JAKARTA – Tol Cipularang menjadi momok bagi setiap pengendara yang dimaksud melaluinya. Sebab, belakangan merekan dihantui kecelakaan. Itu terjadi akibat banyaknya insiden dalam ruas tol tersebut, yang tersebut tak jarang hingga merenggut korban jiwa.
Ketua Komite Nasional Keselamatan Transportasi (KNKT) Soerjanto Tjahjono mengatakan, pihaknya telah terjadi melakukan tinjauan dengan segera di area Tol Cipularang. Hasilnya, jalur yang dimaksud mengarah ke DKI Jakarta dari Km 100 sampai Km 90 banyak turunan panjang.
“Ini hasil detail dari jalan tol kita cek di dalam beberapa tempat memang benar ternyata kelandaiannya atau kemiringannya sekitar 5 sampai 8 persen. Dan ini sesuai dengan aturan tahun 97 bahwa untuk kecepatan 60 km/jam diizinkan sampai 8 persen,” kata Soerjanto di Rapat Dengar Pendapat (RDP) dengan Komisi V DPR RI belum lama ini.
Namun, Soerjanto mengungkapkan bahwa pemerintah sudah pernah mengubah aturan yang dimaksud menghadapi dasar keselamatan. Sehingga yang tersebut awalnya maksimal 8 persen diubah menjadi 5 persen agar perasaan khawatir rem blong tak terjadi.
“Tapi untuk aturan yang tersebut baru (maksimal kemiringannya) 5 persen. Nanti ini berkaitan dengan hambatan berapa kecepatan minimum yang digunakan diizinkan untuk kendaraan besar dalam sana,” tuturnya.
Selain jalan turun yang digunakan curam, Soerjanto mengungkapkan pihaknya menemukan kesulitan pada sistem drainase pada Tol Cipularang. Pembuangan air yang mana tak baik pada banyak titik menyebabkan air menggenang yang tersebut dapat membahayakan pengendara.
“Di KM 95 di area sisi pada di area median jalan terdapat drainase, tapi hanya sekali di dalam beberapa tempat. Di (kilometer) 94 sampai 94 +400 bukan tersedia drainase dalam median jalan. Di mana jalan menikung ke kanan superelevasinya adalah 8 persen ke kanan, sehingga ketika hujan airnya akan berkumpul dalam kanan,” ungkapnya.

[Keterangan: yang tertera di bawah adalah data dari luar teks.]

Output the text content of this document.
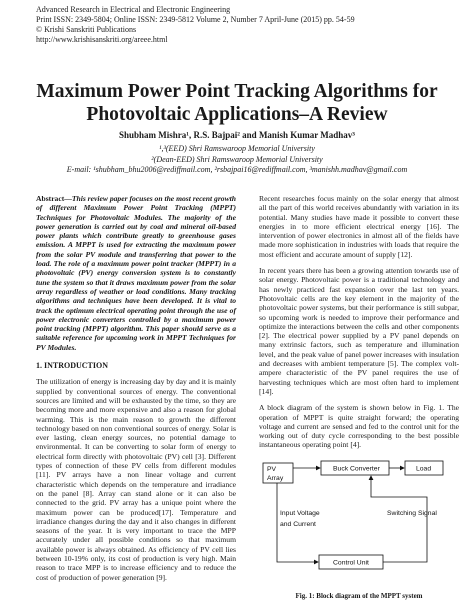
Advanced Research in Electrical and Electronic Engineering
Print ISSN: 2349-5804; Online ISSN: 2349-5812 Volume 2, Number 7 April-June (2015) pp. 54-59
© Krishi Sanskriti Publications
http://www.krishisanskriti.org/areee.html
Maximum Power Point Tracking Algorithms for
Photovoltaic Applications–A Review
Shubham Mishra¹, R.S. Bajpai² and Manish Kumar Madhav³
¹,³(EED) Shri Ramswaroop Memorial University
²(Dean-EED) Shri Ramswaroop Memorial University
E-mail: ¹shubham_bhu2006@rediffmail.com, ²rsbajpai16@rediffmail.com, ³manishh.madhav@gmail.com

Abstract—This review paper focuses on the most recent growth of different Maximum Power Point Tracking (MPPT) Techniques for Photovoltaic Modules. The majority of the power generation is carried out by coal and mineral oil-based power plants which contribute greatly to greenhouse gases emission. A MPPT is used for extracting the maximum power from the solar PV module and transferring that power to the load. The role of a maximum power point tracker (MPPT) in a photovoltaic (PV) energy conversion system is to constantly tune the system so that it draws maximum power from the solar array regardless of weather or load conditions. Many tracking algorithms and techniques have been developed. It is vital to track the optimum electrical operating point through the use of power electronic converters controlled by a maximum power point tracking (MPPT) algorithm. This paper should serve as a suitable reference for upcoming work in MPPT Techniques for PV Modules.

1. INTRODUCTION

The utilization of energy is increasing day by day and it is mainly supplied by conventional sources of energy. The conventional sources are limited and will be exhausted by the time, so they are becoming more and more expensive and also a reason for global warming. This is the main reason to growth the different technology based on non conventional sources of energy. Solar is ever lasting, clean energy sources, no potential damage to environmental. It can be converting to solar form of energy to electrical form directly with photovoltaic (PV) cell [3]. Different types of connection of these PV cells from different modules [11]. PV arrays have a non linear voltage and current characteristic which depends on the temperature and irradiance on the panel [8]. Array can stand alone or it can also be connected to the grid. PV array has a unique point where the maximum power can be produced[17]. Temperature and irradiance changes during the day and it also changes in different seasons of the year. It is very important to trace the MPP accurately under all possible conditions so that maximum available power is always obtained. As efficiency of PV cell lies between 10-19% only, its cost of production is very high. Main reason to trace MPP is to increase efficiency and to reduce the cost of production of power generation [9].

Recent researches focus mainly on the solar energy that almost all the part of this world receives abundantly with variation in its potential. Many studies have made it possible to convert these energies in to more efficient electrical energy [16]. The intervention of power electronics in almost all of the fields have made more sophistication in industries with loads that require the most efficient and accurate amount of supply [12].

In recent years there has been a growing attention towards use of solar energy. Photovoltaic power is a traditional technology and has newly practiced fast expansion over the last ten years. Photovoltaic cells are the key element in the majority of the photovoltaic power systems, but their performance is still subpar, so upcoming work is needed to improve their performance and optimize the interactions between the cells and other components [2]. The electrical power supplied by a PV panel depends on many extrinsic factors, such as temperature and illumination level, and the peak value of panel power increases with insulation and decreases with ambient temperature [5]. The complex volt-ampere characteristic of the PV panel requires the use of harvesting techniques which are most often hard to implement [14].

A block diagram of the system is shown below in Fig. 1. The operation of MPPT is quite straight forward; the operating voltage and current are sensed and fed to the control unit for the working out of duty cycle corresponding to the best possible instantaneous operating point [4].

PV
Array
Buck Converter	Load
Input Voltage
and Current
Switching Signal
Control Unit
Fig. 1: Block diagram of the MPPT system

Soerjanto khawatir hal yang disebutkan dapat menyebabkan aquaplaning atau hydroplaning. Padahal, pada peraturan harus disiapkan drainase pada sisi kanan bahu jalan agar tak ada air yang dimaksud menggenang.
Selain itu, ketinggian tanah dengan aspal berbeda tinggi sekitar 30-40 cm. Ini adalah dapat menyebabkan mobil terguling apabila tak sengaja pergi dari jalur akibat permasalahan pada pengemudi.

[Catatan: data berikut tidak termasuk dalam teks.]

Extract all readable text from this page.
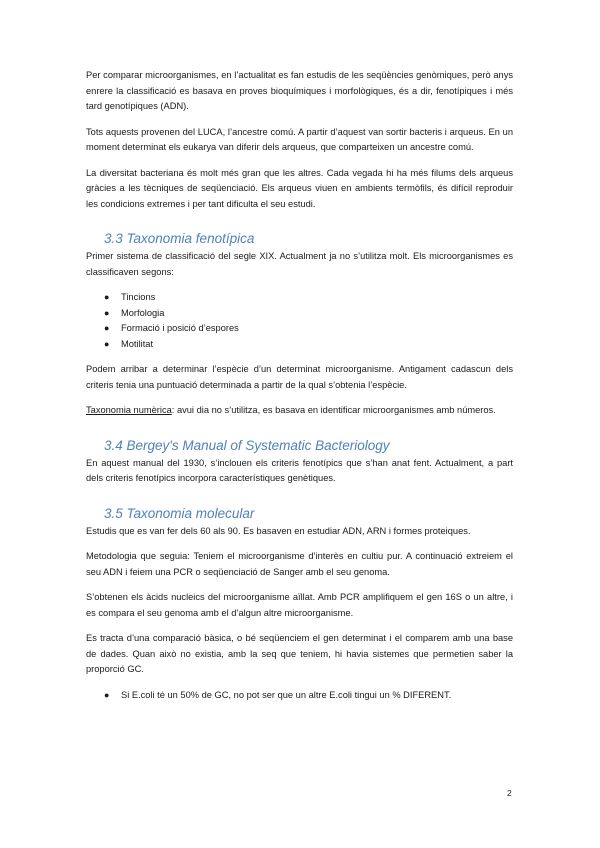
Per comparar microorganismes, en l’actualitat es fan estudis de les seqüències genòmiques, però anys enrere la classificació es basava en proves bioquímiques i morfològiques, és a dir, fenotípiques i més tard genotípiques (ADN).

Tots aquests provenen del LUCA, l’ancestre comú. A partir d’aquest van sortir bacteris i arqueus. En un moment determinat els eukarya van diferir dels arqueus, que comparteixen un ancestre comú.

La diversitat bacteriana és molt més gran que les altres. Cada vegada hi ha més filums dels arqueus gràcies a les tècniques de seqüenciació. Els arqueus viuen en ambients termòfils, és difícil reproduir les condicions extremes i per tant dificulta el seu estudi.

3.3 Taxonomia fenotípica

Primer sistema de classificació del segle XIX. Actualment ja no s’utilitza molt. Els microorganismes es classificaven segons:

● Tincions
● Morfologia
● Formació i posició d’espores
● Motilitat

Podem arribar a determinar l’espècie d’un determinat microorganisme. Antigament cadascun dels criteris tenia una puntuació determinada a partir de la qual s’obtenia l’espècie.

Taxonomia numèrica: avui dia no s’utilitza, es basava en identificar microorganismes amb números.

3.4 Bergey's Manual of Systematic Bacteriology

En aquest manual del 1930, s’inclouen els criteris fenotípics que s’han anat fent. Actualment, a part dels criteris fenotípics incorpora característiques genètiques.

3.5 Taxonomia molecular

Estudis que es van fer dels 60 als 90. Es basaven en estudiar ADN, ARN i formes proteiques.

Metodologia que seguia: Teniem el microorganisme d’interès en cultiu pur. A continuació extreiem el seu ADN i feiem una PCR o seqüenciació de Sanger amb el seu genoma.

S’obtenen els àcids nucleics del microorganisme aïllat. Amb PCR amplifiquem el gen 16S o un altre, i es compara el seu genoma amb el d’algun altre microorganisme.

Es tracta d’una comparació bàsica, o bé seqüenciem el gen determinat i el comparem amb una base de dades. Quan això no existia, amb la seq que teniem, hi havia sistemes que permetien saber la proporció GC.

● Si E.coli té un 50% de GC, no pot ser que un altre E.coli tingui un % DIFERENT.
2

Permasalahan juga terjadi pada jalur penghentian darurat pada KM 92+600 yang dikatakan belum memenuhi unsur keselamatan. Sebab, jalur masuknya terlalu tajam yang dimaksud dapat memproduksi kendaraan besar terguling apabila ingin masuk ke jalur yang disebutkan di kecepatan tinggi.
“Kami mengusulkan untuk sesuai dengan SE Dirjen PUPR maksimum sudut masuknya 5 derajat, seperti yang digunakan warna ikterus (di gambar) Sehingga mudah untuk masuk. Dan isi dari jalur penghentian darurat itu harusnya dari gravel tidak ada dengan pasir atau dengan tanah,” ucap Soerjanto.
Perlengkapan jalan, seperti rambu-rambu peringatan tegas kecepatan juga dinilai kurang memadai. Soerjanto mengungkapkan kendaraan yang dimaksud miliki fasilitas rem ABS (Anti-lock Braking System) tidak ada akan berguna kemudian bisa jadi terjadiinsidenfatal.